SMACKDOWN - Drivers, dog-poop scofflaws, everybody

"Tina's Law" has been voted "ought to pass" by legislators intent on cracking down on bad driving on Maine roads. But in their zeal to lock up folks whose driver's licenses have been suspended many times, they have also devised a plan in which the innocent could go to jail.

Try this on for size: You're walking your dog and it takes a dump on a city sidewalk or greenspace. You don't see it (yeah, right) but a police officer does, and gives you a ticket. You shove the ticket into your jeans pocket and forget about it. It goes through the laundry (yeah, right) and is ruined. So when the time comes you don't show up to court, and, surprise! your driver's license is suspended. (The state is supposed to mail you a letter to tell you this, and Tina's Law would also require you to mail your license in to the state. But there's no real timeline for any of this in practice, even if there is in the law.)

Then, a couple days later, you're sitting happily at a stop sign when someone rear-ends your car. Under Tina's Law, if the driver who rear-ended you is hurt (or even if you yourself are injured!) you'd be guilty of a felony and headed to prison for the new crime of "contributing to an accident." Minimum sentence? Three years. And there's even a nice little clause in the law telling judges they can't be nice and "suspend" your sentence, effectively letting you off if you behave yourself in the future.

What was your crime, you ask. That's right - not picking up dog poop. Three years in jail for that. Or for any other offense, including failure to pay a fine for just about any civil offense, or failure to pay child support. (What's wrong with being jailed for failing to pay child support? How about being sentenced to work, with all the money going to the kid you're supposed to take care of.)

According to statistics from the Secretary of State's office, which oversees motor-vehicle laws, the state issued 1826 license suspensions in 2004 for failure to pay child support, and 7923 for failure to pay fines as ordered by a judge. (Multiple suspensions issued to the same person are counted separately; the number of individuals involved is not available from the state.)

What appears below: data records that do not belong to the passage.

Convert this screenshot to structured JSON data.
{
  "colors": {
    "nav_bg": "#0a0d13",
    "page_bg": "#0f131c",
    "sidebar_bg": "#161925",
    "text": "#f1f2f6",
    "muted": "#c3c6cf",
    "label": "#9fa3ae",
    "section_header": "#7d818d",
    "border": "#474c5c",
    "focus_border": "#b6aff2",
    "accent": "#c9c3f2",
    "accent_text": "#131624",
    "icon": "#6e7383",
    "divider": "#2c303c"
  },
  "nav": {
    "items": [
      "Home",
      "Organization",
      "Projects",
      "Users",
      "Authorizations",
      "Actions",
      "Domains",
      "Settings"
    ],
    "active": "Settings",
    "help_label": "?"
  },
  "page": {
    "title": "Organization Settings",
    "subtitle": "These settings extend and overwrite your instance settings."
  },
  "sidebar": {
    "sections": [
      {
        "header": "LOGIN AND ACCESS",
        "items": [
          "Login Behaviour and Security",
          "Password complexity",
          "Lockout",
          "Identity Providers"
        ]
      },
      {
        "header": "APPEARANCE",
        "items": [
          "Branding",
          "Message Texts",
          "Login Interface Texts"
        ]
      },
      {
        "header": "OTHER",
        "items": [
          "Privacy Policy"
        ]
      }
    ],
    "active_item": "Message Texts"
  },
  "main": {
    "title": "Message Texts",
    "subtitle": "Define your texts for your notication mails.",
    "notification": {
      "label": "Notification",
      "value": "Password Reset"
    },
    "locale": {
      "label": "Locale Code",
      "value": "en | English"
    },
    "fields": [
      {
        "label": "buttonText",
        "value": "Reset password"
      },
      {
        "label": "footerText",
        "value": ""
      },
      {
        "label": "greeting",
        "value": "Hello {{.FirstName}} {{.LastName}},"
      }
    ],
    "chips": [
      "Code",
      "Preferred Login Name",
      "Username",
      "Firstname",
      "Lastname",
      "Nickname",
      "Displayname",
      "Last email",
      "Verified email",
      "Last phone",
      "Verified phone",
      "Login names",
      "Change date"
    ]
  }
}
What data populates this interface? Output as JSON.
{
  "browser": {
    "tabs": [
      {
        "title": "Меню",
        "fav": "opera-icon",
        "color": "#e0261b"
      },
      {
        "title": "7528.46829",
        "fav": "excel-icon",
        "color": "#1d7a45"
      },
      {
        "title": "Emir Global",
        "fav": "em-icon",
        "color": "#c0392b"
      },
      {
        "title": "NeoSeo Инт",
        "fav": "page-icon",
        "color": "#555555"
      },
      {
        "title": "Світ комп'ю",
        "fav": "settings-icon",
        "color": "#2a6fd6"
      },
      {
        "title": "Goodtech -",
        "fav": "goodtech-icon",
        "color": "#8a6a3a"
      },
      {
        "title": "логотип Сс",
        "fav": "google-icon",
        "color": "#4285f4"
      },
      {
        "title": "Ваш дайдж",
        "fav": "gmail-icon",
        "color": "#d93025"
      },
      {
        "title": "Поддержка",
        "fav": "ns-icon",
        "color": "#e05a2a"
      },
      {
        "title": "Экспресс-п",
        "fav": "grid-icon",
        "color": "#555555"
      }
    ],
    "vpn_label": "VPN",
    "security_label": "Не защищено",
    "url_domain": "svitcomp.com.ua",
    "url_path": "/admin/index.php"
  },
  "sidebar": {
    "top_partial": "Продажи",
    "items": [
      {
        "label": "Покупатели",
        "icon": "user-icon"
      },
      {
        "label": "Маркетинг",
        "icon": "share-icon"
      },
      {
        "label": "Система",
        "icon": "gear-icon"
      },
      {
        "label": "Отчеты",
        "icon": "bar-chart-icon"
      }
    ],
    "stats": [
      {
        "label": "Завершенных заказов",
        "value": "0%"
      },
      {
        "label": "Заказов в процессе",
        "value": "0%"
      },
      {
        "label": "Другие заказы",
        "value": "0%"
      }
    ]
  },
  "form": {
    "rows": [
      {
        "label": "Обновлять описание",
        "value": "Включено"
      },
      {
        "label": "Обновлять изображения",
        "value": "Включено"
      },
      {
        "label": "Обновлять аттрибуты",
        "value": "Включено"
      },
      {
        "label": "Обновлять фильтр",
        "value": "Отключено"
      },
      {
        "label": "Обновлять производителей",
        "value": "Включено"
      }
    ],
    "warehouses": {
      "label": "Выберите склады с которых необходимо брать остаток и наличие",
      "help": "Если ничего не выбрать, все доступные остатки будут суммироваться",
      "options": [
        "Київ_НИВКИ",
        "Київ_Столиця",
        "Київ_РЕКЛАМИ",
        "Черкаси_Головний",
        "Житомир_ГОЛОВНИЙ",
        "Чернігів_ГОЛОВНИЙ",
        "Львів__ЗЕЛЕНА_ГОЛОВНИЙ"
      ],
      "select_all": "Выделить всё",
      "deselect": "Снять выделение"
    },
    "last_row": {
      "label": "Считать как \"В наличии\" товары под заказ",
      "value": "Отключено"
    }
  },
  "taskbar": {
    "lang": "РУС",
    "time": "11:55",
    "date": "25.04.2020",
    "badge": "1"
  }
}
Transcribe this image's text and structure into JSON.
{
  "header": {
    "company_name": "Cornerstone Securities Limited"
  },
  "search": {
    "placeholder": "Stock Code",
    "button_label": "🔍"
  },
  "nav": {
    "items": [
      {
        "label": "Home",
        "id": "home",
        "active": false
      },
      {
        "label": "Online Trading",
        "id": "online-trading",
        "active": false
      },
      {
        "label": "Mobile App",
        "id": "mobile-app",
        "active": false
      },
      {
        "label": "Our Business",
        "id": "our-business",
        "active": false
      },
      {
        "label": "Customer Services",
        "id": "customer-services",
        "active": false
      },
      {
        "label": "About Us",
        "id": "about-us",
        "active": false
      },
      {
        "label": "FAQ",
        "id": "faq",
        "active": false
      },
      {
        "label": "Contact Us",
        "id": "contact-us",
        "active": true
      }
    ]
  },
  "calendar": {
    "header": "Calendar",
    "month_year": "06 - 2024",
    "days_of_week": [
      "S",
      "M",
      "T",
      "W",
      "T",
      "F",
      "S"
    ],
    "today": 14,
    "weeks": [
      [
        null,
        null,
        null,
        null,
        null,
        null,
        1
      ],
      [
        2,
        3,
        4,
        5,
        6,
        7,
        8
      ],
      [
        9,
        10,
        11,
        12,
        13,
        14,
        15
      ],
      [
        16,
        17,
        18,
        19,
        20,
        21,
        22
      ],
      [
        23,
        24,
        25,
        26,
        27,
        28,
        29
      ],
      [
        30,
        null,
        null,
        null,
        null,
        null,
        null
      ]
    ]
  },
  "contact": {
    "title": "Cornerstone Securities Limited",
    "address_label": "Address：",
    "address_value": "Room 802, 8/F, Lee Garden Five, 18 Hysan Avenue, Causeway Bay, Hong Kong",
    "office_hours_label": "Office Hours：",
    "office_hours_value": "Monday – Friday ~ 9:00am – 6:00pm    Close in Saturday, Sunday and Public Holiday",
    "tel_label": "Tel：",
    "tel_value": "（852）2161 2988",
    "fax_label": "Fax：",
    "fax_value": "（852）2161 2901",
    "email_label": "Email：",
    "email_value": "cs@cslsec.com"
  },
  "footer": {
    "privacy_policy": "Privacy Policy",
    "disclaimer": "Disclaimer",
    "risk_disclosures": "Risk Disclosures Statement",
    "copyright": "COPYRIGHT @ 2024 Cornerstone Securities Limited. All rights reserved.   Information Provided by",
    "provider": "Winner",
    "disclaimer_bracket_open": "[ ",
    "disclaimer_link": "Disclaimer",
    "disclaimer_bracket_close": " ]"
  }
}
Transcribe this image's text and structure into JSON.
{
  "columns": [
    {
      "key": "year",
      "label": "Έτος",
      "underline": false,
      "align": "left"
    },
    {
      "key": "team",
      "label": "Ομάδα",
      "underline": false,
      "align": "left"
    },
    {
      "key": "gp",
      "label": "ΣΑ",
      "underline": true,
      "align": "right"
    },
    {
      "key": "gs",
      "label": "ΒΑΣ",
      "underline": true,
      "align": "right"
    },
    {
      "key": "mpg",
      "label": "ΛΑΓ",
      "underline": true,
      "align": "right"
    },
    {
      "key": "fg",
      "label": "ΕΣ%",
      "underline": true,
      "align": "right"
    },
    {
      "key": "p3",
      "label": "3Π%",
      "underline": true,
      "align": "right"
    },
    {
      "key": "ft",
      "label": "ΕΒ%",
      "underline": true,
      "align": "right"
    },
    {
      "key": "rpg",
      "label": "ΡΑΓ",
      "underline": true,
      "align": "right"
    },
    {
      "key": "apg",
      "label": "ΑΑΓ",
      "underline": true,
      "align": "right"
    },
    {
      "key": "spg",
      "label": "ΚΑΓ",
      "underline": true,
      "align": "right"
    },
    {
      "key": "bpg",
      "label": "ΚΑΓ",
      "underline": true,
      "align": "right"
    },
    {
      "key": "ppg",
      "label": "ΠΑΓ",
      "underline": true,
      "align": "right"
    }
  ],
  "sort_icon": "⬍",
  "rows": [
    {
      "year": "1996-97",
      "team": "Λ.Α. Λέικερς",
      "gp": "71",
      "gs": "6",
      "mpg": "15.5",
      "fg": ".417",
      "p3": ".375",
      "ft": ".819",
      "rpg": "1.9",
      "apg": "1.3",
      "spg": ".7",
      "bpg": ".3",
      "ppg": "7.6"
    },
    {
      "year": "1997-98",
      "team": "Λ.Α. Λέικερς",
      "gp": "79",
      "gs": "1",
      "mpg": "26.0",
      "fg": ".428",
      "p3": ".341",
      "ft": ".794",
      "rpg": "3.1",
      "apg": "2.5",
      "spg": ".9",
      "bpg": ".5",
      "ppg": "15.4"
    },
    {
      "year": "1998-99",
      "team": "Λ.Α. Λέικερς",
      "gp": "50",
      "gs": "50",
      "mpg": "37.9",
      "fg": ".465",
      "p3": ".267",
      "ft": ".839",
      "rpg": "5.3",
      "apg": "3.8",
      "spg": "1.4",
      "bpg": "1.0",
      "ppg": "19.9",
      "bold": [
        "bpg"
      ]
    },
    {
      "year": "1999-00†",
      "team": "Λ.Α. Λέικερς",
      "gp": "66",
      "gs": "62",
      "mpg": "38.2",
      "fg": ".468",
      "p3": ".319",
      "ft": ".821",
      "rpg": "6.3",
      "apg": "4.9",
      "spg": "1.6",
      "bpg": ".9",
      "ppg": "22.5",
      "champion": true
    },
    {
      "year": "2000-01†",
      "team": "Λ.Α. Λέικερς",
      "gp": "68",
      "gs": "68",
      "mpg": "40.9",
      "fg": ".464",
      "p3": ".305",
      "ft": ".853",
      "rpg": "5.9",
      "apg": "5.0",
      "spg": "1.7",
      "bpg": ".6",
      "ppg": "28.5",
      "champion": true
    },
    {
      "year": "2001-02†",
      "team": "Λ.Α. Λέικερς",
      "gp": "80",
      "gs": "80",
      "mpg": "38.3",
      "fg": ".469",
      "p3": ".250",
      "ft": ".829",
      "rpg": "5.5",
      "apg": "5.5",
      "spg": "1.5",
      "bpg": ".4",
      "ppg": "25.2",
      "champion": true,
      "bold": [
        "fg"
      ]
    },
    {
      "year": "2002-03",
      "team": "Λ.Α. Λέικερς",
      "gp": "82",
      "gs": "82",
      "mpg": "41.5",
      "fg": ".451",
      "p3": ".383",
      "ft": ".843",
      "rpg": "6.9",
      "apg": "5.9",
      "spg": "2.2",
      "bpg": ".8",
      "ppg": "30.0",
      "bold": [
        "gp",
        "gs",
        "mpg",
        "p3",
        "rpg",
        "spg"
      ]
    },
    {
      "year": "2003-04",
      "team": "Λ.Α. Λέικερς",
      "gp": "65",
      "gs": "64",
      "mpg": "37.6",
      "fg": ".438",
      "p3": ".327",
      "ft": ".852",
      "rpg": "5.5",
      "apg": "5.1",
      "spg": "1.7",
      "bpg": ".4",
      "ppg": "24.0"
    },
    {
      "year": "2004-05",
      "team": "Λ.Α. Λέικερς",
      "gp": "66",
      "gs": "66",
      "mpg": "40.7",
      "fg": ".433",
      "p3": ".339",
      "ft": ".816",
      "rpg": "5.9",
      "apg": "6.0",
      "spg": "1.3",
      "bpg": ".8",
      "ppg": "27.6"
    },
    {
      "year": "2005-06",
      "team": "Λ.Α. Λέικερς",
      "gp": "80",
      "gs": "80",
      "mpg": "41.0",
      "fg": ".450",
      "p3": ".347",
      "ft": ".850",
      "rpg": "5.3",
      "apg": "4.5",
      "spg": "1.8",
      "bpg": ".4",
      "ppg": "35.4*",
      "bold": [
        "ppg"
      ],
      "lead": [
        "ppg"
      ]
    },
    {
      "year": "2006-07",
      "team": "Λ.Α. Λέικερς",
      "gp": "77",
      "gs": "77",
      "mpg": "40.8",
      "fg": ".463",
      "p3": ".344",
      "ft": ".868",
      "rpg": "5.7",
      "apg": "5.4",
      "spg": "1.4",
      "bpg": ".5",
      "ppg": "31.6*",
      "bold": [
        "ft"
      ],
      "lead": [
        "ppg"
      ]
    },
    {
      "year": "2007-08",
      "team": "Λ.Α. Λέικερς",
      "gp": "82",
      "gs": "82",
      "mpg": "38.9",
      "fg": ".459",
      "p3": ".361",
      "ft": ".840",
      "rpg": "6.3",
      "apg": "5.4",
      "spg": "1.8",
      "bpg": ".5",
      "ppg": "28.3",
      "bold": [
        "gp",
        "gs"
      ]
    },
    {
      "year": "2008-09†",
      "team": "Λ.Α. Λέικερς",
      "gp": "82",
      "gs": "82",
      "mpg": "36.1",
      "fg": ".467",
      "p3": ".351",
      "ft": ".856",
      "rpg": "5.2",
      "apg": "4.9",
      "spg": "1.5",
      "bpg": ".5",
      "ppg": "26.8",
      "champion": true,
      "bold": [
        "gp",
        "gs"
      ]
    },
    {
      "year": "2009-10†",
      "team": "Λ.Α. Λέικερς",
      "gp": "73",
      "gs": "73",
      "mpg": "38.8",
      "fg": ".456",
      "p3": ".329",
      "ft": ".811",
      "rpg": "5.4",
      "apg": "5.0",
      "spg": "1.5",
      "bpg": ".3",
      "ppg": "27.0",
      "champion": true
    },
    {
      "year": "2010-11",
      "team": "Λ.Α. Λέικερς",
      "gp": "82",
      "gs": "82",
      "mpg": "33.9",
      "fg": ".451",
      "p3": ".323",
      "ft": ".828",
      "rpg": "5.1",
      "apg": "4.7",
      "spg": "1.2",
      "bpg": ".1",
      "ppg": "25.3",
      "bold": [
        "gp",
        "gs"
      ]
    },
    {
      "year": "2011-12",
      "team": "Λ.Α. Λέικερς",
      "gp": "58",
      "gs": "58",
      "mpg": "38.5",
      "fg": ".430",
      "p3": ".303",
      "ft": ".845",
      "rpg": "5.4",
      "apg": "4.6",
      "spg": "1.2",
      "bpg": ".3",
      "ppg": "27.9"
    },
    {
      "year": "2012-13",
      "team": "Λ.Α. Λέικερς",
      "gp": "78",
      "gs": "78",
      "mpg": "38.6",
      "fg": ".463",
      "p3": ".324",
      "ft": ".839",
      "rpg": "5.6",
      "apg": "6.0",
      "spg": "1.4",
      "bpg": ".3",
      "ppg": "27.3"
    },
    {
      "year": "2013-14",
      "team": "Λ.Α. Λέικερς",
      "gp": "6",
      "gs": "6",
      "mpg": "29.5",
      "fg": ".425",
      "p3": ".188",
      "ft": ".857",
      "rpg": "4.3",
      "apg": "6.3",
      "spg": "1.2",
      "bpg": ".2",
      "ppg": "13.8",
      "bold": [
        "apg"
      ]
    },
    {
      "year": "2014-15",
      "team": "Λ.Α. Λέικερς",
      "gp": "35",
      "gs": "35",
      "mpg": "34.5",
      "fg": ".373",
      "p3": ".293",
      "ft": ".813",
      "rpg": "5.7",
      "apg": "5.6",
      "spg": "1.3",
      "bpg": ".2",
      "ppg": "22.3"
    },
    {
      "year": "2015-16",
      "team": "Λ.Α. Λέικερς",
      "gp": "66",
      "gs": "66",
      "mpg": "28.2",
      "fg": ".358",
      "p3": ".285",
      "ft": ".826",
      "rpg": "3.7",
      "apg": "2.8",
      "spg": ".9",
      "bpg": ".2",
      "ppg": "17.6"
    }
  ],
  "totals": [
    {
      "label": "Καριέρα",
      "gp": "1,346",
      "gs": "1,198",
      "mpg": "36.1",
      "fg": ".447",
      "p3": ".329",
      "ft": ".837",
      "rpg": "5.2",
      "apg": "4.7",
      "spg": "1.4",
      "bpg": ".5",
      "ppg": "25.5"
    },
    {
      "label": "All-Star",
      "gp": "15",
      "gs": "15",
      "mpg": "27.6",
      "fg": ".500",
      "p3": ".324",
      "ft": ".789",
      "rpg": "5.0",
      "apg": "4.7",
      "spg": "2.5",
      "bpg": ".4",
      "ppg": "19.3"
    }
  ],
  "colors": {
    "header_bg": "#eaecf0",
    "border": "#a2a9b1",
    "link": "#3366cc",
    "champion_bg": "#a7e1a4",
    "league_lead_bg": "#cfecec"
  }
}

That new crime specifies that anyone involved in an accident, if they are driving with a suspended license, "regardless of fault," and regardless of what crime got their license suspended in the first place, is a felon requiring locking up.

Are things so bad we have to do that, though? The AAA Foundation for Traffic Safety found that Maine was one of the safest states in the nation during the 1990s, as far as unlicensed or suspended drivers' involvements in fatal accidents. So we really don't have a problem - or, put another way, our "problem" is one other states would trip over each other to have, instead of their own.

It's true that the numbers are startling - that there are nearly 45,000 people in Maine whose license has been suspended between 5 and 9 times; that there are 15,098 people whose license has been suspended between 10 and 14 times; and that 8110 people have had their license suspended 15 or more times.

But those suspension totals can add up over decades, and when the law changed in 2003 to allow suspension of a driver's license for failure to pay a fine for a civil infraction like not picking up dog poop, the numbers skyrocketed.

One of those hit with the 2003 law change was Scott Hewitt, whose tractor-trailer crushed the sedan of Tina Turcotte, 40, of Scarborough, on July 29, 2005, killing her. Hewitt had a suspended license at the time of the crash, based on his failure to pay a fine for possession of marijuana some months before. He has a lengthy record of more than 60 traffic violations and more than 20 license suspensions, not all for being a bad driver.

So in creating a law that would jail Hewitt - who has been charged with manslaughter after it initially appeared he would only get hit with a misdemeanor charge of operating after suspension - the Legislature also created a law that could jail thousands of Mainers whose driving has never been a problem.